Nanotechnology-Fortified Manipulation of Cell Ca2+ Signaling

The manipulation of cytosolic Ca²⁺ concentration ([Ca²⁺]_i) plays a crucial role in the study of Ca²⁺ signaling and the therapy of its affected diseases. Nanotechnology enables the development of nanotransducers for targeted, non-invasive, highly spatiotemporal, and on-demand [Ca²⁺]_i regulation by responding to external energy fields to activate Ca²⁺ channels, in situ deliver Ca²⁺, or release the payload of chemical modulators. As considerable strides have been made in Ca²⁺ signaling-related fundamental research and applications in recent years, in this article, it is tried to present a thorough review of nanotransducer-based [Ca²⁺]_i manipulation, from the working principle to specific applications. Focusing on the design rationale and constructions of nanotransducers, the interactions between nanotransducers and Ca²⁺ channels are highlighted, as well as the downstream effectors of Ca²⁺ signaling pathways, followed by their representative biomedical applications in disease treatment and neuromodulation.

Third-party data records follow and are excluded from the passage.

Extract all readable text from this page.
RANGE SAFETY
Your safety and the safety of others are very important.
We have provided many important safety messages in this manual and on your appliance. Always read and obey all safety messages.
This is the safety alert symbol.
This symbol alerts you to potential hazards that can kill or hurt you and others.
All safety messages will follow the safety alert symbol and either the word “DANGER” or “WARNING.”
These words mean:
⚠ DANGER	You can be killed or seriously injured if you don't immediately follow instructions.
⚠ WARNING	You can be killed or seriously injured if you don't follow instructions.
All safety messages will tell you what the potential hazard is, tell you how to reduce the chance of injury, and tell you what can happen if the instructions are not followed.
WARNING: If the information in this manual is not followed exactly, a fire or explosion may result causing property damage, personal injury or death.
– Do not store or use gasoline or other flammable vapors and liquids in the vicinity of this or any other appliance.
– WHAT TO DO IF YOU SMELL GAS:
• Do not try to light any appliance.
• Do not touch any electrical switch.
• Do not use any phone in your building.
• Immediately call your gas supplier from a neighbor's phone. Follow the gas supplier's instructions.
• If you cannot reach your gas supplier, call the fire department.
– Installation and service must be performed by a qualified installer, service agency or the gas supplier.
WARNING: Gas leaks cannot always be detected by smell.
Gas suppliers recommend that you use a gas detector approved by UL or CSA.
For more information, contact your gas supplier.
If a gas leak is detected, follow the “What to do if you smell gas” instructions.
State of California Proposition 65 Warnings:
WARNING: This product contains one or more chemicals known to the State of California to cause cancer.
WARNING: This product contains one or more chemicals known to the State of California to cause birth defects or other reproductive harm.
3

Moreover, despite the enormous progress made to date, nanotransducer-regulated Ca²⁺ signaling still confronts obstacles, and several scientific issues urgently need to be resolved. Thus, to provide brief and valid instructions for the development of nanotransducers for the regulation of Ca²⁺ signaling, proposals on how to improve the nanotransducer-based [Ca²⁺]_i manipulation as well as future challenges and prospects are discussed.